Sample GPU Batch Job and Run Instructions
Sample GPU Batch Job
To Run Sample GPU Batch Job
Notes
Back to HPC1 Documentation
Sample GPU Batch Job gpu.pbs
#!/bin/sh
#PBS -l nodes=1:ppn=16:nvidia
#PBS -o output$PBS_JOBID.log
#PBS -N GPU_test_job
#PBS -M johndoe@bnl.gov
#PBS -j oe
# Print time and date and hostname
date
hostname
# $PBS_O_WORKDIR is the directory from which you submitted the
job
cd $PBS_O_WORKDIR
module load cuda
echo ./$program ${args}
time ./${program} ${args}
To Run This Sample GPU Batch Job
cp /software/samples/gpu-batch/* ~johndoe/gpu-batch-testModify the email address in gpu.pbs to be your own
module load cuda
make map-cuda-small
qsub -v program=map-cuda-small,args=1024 gpu.pbs
The batch job above will be submitted to the default batch queue, named batch . To submit it to e.g.
queue gpudev instead:
qsub -q gpudev -v program=map-cuda-small,args=1024 gpu.pbs
Your batch output file should appear in the directory from which you
submitted the job, and have a filename like:
output3065.hpc1.csc.bnl.local.log
The first few lines of this output file should be like:
Fri Mar 14 13:38:59 EDT 2014
node08
./map-cuda-small 1024
size = 1024
0.000000 -> 0.000000
1.000000 -> 1.000000
The last few lines of this output file should be like:
1023.000000 -> 1046529.000000
copy data to device 25 micros
compute
278 micros
copy data to host 19 micros
real 0m0.401s
user 0m0.016s
sys 0m0.377s
Notes
As you can see in map-cuda-small.cu, this particular cuda program has
an input argument (we used 1024 above).
If it had not, the batch submission command would have been:
qsub -v program=map-cuda-small gpu.pbs
The data is copied from the host (node08 in the example above) to the
device (GPU), then the kernel (function that runs
on the GPU) runs many threads on the GPU, and finally the data is copied from
the device back to the host.
The host (node08) has two Intel Xeon processors having 8 cores apiece
thus 16 cores total. Thus the batch
job requests one host node and 16 cores, as well as use of the GPU for
that node. It could alternately have requested
this with:
#PBS -l nodes=1:ppn=16:gpus=1
node01 through node08 each have a GPU. The GPU boards don't have a
bus to communicate, MPI must
be used for them to communicate. map-cuda-small.cu
above does not use MPI, thus runs on only one GPU.
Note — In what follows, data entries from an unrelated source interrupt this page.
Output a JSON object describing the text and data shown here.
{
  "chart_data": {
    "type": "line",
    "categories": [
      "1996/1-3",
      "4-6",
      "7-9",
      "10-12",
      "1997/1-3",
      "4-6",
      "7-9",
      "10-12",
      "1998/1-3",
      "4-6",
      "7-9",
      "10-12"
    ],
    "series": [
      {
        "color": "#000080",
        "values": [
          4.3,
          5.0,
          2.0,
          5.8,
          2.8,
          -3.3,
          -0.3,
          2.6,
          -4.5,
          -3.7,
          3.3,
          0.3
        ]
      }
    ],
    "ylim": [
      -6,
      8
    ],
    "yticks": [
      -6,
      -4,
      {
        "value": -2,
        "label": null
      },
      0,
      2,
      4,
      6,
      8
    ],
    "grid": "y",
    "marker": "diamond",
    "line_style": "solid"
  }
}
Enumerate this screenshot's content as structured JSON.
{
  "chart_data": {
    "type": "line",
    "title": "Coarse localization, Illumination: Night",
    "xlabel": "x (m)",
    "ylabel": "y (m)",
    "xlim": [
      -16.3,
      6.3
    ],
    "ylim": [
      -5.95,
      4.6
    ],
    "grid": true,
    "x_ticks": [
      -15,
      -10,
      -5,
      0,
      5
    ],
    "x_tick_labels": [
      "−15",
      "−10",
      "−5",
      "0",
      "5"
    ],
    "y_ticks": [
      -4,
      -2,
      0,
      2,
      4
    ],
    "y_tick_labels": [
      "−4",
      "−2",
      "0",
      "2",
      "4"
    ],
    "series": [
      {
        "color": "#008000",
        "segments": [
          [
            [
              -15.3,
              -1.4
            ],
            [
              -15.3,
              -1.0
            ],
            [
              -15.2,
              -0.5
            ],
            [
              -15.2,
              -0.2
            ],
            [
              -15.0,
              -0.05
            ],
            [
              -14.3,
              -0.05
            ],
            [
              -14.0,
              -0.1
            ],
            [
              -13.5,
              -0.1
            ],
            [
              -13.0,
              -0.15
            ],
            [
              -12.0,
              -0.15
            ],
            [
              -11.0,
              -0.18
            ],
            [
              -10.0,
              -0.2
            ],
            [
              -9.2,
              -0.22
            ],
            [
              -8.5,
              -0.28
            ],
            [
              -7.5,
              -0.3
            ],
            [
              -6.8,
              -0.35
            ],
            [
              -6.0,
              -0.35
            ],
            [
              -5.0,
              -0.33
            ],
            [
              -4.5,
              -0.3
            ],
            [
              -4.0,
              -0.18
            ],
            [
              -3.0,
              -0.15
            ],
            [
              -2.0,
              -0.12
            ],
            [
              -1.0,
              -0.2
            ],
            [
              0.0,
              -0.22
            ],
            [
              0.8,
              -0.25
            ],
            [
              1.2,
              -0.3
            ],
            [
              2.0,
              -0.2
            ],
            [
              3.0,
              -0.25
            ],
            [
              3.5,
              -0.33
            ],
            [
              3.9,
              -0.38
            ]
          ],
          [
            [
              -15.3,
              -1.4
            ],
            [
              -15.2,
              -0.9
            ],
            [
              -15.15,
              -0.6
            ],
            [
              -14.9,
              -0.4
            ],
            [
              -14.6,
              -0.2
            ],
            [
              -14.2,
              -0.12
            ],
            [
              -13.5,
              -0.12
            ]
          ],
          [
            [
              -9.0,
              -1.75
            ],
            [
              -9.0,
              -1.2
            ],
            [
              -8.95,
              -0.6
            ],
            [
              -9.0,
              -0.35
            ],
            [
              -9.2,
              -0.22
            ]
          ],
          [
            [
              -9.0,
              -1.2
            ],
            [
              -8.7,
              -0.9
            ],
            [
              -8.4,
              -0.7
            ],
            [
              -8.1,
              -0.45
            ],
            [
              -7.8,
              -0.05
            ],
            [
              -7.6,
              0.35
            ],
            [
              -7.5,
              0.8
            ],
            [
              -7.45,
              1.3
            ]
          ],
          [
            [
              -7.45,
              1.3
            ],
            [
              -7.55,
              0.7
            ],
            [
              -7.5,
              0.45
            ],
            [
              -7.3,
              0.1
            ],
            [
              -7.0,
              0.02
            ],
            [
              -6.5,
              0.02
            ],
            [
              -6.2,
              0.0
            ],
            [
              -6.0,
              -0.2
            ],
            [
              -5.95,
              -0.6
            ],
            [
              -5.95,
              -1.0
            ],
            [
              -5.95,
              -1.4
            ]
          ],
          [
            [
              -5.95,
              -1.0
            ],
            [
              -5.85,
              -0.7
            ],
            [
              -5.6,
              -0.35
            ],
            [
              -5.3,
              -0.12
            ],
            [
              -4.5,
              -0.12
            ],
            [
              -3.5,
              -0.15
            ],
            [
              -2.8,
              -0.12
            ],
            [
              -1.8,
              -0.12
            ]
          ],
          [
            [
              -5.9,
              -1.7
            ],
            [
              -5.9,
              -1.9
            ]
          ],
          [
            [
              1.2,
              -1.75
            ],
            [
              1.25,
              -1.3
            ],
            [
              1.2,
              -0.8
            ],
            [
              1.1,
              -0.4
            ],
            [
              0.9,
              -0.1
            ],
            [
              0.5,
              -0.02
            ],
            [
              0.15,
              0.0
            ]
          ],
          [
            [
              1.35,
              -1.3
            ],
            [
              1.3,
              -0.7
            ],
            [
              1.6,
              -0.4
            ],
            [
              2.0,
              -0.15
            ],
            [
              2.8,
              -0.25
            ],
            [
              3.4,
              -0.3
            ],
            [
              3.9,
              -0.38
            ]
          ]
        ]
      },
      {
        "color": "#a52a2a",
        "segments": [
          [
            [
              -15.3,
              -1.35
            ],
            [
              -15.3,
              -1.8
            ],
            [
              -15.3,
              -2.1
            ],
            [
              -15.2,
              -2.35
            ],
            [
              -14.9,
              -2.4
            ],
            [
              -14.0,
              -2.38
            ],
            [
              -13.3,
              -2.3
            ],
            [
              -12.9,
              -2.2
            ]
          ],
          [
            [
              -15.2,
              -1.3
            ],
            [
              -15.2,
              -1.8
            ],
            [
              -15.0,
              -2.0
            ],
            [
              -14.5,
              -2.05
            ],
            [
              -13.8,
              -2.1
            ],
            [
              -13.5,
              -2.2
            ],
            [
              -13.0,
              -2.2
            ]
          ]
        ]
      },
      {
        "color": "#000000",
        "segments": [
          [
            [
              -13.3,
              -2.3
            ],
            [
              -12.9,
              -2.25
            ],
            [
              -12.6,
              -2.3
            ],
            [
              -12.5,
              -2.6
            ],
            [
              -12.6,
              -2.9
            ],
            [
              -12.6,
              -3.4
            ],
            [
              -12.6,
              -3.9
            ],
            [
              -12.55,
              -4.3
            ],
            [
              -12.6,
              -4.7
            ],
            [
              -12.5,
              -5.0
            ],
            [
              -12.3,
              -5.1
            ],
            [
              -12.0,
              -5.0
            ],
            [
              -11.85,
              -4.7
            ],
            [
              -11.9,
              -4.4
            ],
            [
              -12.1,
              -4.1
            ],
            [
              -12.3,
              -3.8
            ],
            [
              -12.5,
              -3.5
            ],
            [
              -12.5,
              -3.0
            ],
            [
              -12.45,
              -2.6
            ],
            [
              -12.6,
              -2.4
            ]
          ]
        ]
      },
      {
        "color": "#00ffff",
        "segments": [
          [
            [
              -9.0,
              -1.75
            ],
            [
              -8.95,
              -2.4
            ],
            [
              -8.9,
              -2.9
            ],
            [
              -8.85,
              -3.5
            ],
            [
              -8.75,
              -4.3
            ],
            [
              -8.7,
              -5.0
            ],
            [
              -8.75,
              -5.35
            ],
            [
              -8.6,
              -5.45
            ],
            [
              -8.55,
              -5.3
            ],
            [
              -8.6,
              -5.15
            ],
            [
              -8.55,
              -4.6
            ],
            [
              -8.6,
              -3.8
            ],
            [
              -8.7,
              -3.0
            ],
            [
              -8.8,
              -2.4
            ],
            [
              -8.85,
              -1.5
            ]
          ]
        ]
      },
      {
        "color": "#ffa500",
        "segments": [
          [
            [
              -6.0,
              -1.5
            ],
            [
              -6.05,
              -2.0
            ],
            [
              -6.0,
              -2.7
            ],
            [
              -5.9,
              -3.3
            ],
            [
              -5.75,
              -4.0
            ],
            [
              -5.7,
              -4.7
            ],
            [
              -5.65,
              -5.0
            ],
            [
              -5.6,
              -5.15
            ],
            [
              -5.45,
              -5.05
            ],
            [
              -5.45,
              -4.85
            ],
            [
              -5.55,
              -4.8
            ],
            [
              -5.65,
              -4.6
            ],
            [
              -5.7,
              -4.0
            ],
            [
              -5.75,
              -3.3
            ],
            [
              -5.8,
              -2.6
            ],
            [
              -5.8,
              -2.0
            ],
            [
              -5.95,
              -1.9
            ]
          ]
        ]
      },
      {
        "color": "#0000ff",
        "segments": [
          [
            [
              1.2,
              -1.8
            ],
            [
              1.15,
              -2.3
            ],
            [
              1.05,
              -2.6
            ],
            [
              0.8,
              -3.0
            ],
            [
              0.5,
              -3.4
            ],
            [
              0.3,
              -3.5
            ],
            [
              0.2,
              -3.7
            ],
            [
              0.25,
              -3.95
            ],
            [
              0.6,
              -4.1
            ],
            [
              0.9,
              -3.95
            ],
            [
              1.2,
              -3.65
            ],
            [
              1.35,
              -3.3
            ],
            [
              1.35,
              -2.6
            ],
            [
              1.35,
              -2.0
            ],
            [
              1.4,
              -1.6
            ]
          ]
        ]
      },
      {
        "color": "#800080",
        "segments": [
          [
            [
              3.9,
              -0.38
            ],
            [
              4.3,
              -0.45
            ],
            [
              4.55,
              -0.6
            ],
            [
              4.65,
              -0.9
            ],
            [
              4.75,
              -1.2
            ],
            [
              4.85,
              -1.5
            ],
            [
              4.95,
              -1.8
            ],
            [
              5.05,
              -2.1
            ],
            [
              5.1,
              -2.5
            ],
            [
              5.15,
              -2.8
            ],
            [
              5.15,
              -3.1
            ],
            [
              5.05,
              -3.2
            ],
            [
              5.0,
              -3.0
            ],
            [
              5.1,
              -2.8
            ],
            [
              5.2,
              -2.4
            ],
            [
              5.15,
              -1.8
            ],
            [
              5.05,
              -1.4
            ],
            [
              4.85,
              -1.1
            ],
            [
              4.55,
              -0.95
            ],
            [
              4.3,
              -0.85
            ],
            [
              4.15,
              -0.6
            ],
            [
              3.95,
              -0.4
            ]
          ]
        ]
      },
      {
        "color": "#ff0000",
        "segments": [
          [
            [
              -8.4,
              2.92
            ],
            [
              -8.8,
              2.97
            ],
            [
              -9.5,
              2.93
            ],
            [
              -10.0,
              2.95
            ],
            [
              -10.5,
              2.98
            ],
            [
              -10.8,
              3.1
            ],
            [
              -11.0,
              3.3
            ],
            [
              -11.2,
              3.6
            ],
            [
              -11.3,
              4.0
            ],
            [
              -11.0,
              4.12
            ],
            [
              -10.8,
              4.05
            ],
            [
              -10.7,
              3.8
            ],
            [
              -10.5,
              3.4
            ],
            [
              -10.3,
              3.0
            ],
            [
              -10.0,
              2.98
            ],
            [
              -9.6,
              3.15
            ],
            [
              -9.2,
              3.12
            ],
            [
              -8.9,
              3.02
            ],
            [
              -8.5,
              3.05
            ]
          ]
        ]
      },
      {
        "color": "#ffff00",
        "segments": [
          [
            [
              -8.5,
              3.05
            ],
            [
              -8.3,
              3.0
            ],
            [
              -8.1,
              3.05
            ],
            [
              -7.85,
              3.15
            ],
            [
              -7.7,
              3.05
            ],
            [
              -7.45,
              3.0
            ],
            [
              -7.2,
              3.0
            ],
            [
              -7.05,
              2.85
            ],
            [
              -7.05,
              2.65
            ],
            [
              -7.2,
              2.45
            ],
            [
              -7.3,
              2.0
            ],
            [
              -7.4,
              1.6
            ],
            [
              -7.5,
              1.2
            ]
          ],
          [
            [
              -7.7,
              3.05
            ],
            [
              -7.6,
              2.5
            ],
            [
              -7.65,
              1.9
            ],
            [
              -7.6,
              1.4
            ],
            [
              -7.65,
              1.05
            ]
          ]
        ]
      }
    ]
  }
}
If our CUDA program had written output files that we wanted to write
to a separate subdirectory for each run,
then the batch script would have used ${PBS_O_WORKDIR} a little
differently, creating a subdirectory of the
directory from which we submitted the run, and having the subdirectory
name be the PBS jobid of the run:
WORK=${PBS_O_WORKDIR}/${PBS_JOBID}
[ -d ${WORK} ] || mkdir -p ${PBS_O_WORKDIR}/${PBS_JOBID}
cp ${PBS_O_WORKDIR}/$program ${WORK}
cd ${WORK}